Much of the reasoning for the low acceptance is general market maturity, according to David Daniels, vice president and research director at Jupiter and lead analyst of the report. "We find also that there's only 32 percent of marketers actually using clickthrough data from their own email marketing campaign as a segmentation or targeting attribute. To get into Web analytics it's not an easy thing to do--it's easier than it has been in years past--but the classic production, integration, and resource issues are the primary reasons why that number isn't higher."
During 2007, however, adoption is expected to rise by a moderate rate of six percentage points. "Adoption is being driven by the need for marketers to improve the effectiveness of their mailings and increase relevance, as well as by the rise of usable solutions in the marketplace from both Web-analytics vendors and ESPs," the report states.
When segmented by type of email marketer using Web-site clickstream behavior for segmentation, email marketers using self-service email service providers (ESPs) led the way with 21 percent currently using the approach, trailed closely by B2B email marketers (20 percent). Eighteen percent of email marketers use full-service ESPs, followed by 16 percent of email marketers using on-premise apps, 12 percent of B2C email marketers, and 11 percent of email marketers using homegrown solutions. Regarding email marketers' planned use of Web site clickstream behavior within the next 12 months, however, the strongest expected adoption lies with email marketers using full-service ESPs (30 percent) and email marketers using self-service ESPs (29 percent).

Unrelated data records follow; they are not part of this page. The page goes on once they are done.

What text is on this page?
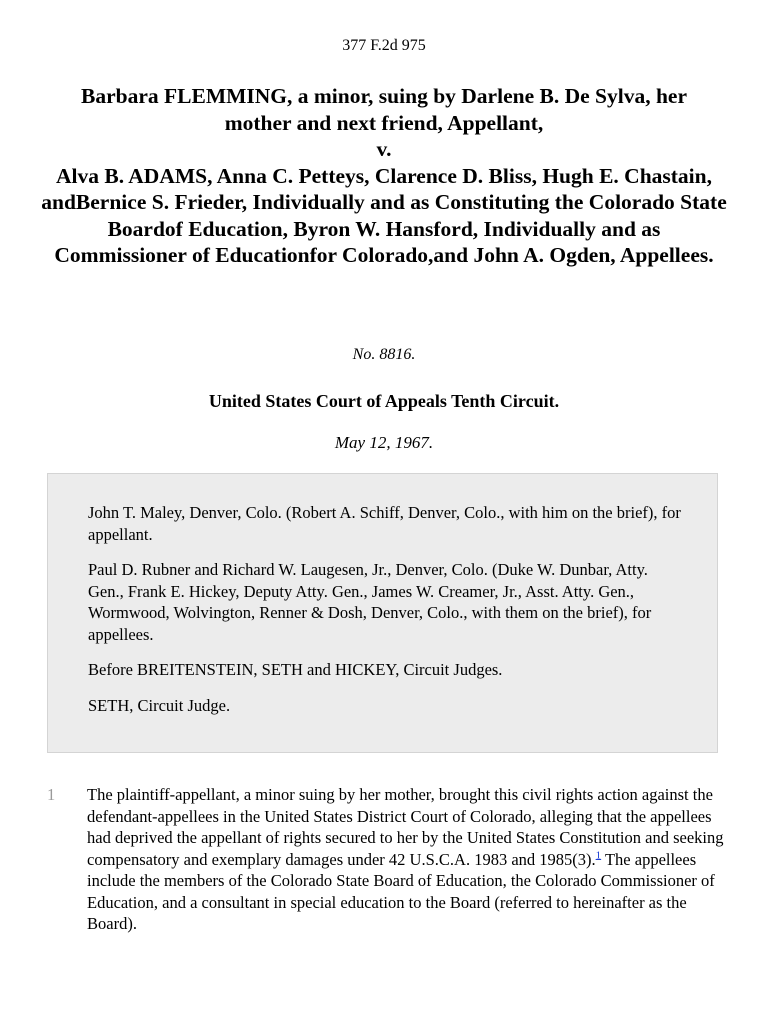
377 F.2d 975
Barbara FLEMMING, a minor, suing by Darlene B. De Sylva, her
mother and next friend, Appellant,
v.
Alva B. ADAMS, Anna C. Petteys, Clarence D. Bliss, Hugh E. Chastain, andBernice S. Frieder, Individually and as Constituting the Colorado State Boardof Education, Byron W. Hansford, Individually and as Commissioner of Educationfor Colorado,and John A. Ogden, Appellees.
No. 8816.
United States Court of Appeals Tenth Circuit.
May 12, 1967.

John T. Maley, Denver, Colo. (Robert A. Schiff, Denver, Colo., with him on the brief), for appellant.

Paul D. Rubner and Richard W. Laugesen, Jr., Denver, Colo. (Duke W. Dunbar, Atty. Gen., Frank E. Hickey, Deputy Atty. Gen., James W. Creamer, Jr., Asst. Atty. Gen., Wormwood, Wolvington, Renner & Dosh, Denver, Colo., with them on the brief), for appellees.

Before BREITENSTEIN, SETH and HICKEY, Circuit Judges.

SETH, Circuit Judge.

1	The plaintiff-appellant, a minor suing by her mother, brought this civil rights action against the defendant-appellees in the United States District Court of Colorado, alleging that the appellees had deprived the appellant of rights secured to her by the United States Constitution and seeking compensatory and exemplary damages under 42 U.S.C.A. 1983 and 1985(3).$^1$ The appellees include the members of the Colorado State Board of Education, the Colorado Commissioner of Education, and a consultant in special education to the Board (referred to hereinafter as the Board).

There are several hurdles that email marketers face that can hamper their ability to use Web site behavioral data as a method for engaging in email marketing. But lack of expertise and too much data struck a nerve with survey respondents, leading with 33 percent each; integration of post-mailing results data is also a major challenge (31 percent). One of the key things to do to avoid data overload is track immediately actionable behavior with dramatic business benefits, like identifying cart and application abandoners, viewers of underperforming products, and prospects whose behavior qualifies them as highly engaged, according to the report. "Marketers should trial these approaches leveraging Web analytics solutions that use a page tagging methodology," the report states. "This approach can relatively more efficiently provide the visitor session with granularity needed for e-mail marketing purposes."

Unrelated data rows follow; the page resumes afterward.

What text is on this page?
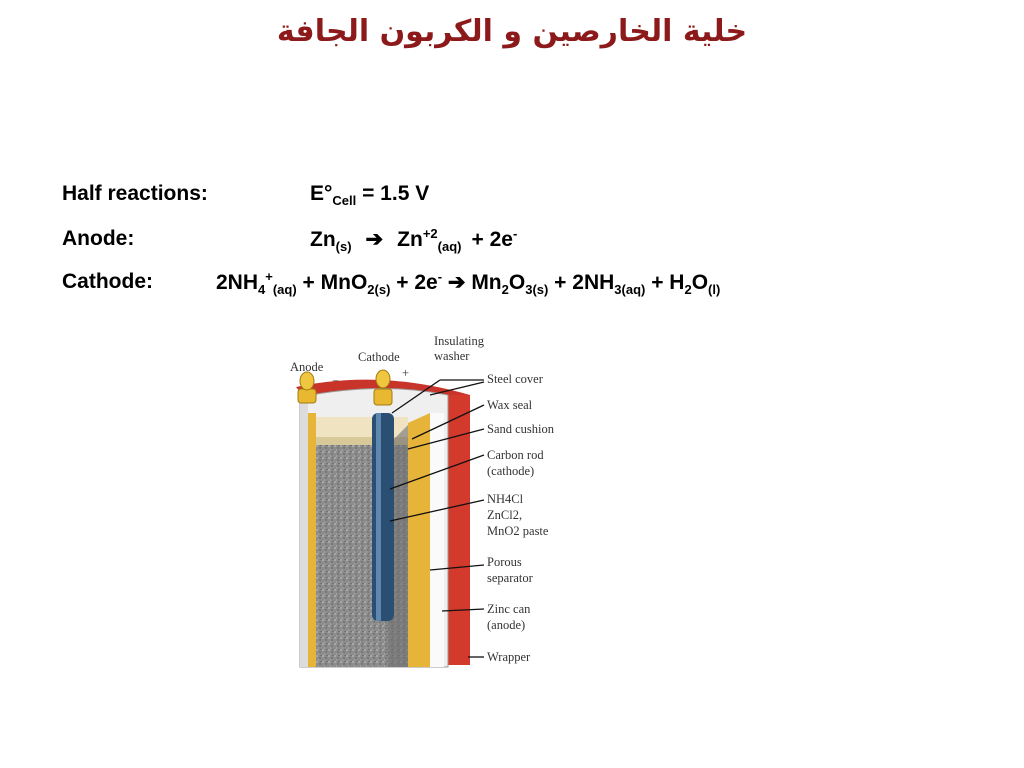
خلية الخارصين و الكربون الجافة
Half reactions:	$E^\circ_{Cell} = 1.5$ V
Anode:	$Zn_{(s)}$ ➔ $Zn^{+2}_{(aq)} + 2e^-$
Cathode:	$2NH_4^+_{(aq)} + MnO_{2(s)} + 2e^-$ ➔ $Mn_2O_{3(s)} + 2NH_{3(aq)} + H_2O_{(l)}$
Anode
−
Cathode
+
Insulating
washer
Steel cover
Wax seal
Sand cushion
Carbon rod
(cathode)
NH4Cl
ZnCl2,
MnO2 paste
Porous
separator
Zinc can
(anode)
Wrapper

As far as Daniels's view on the "marriage" of Web analytics and email marketing data, "It's definitely the next big thing to happen to email marketing," he says. Players on the Web-analytics side of the equation include Coremetrics, Omniture, WebTrends, and WebSideStory, while players within the ESP space include CheetahMail, EmailLabs, Responsys, and Silverpop. "We've seen it already with online advertising, behavioral and contextual targeted advertising," he says. So "while the adoption is increasing slowly, the fact that the vendors in this space on both sides of the equation have invested product development dollars into making this a pretty key feature of their applications also signals that there's a lot of demand, pent up demand, in the marketplace for it."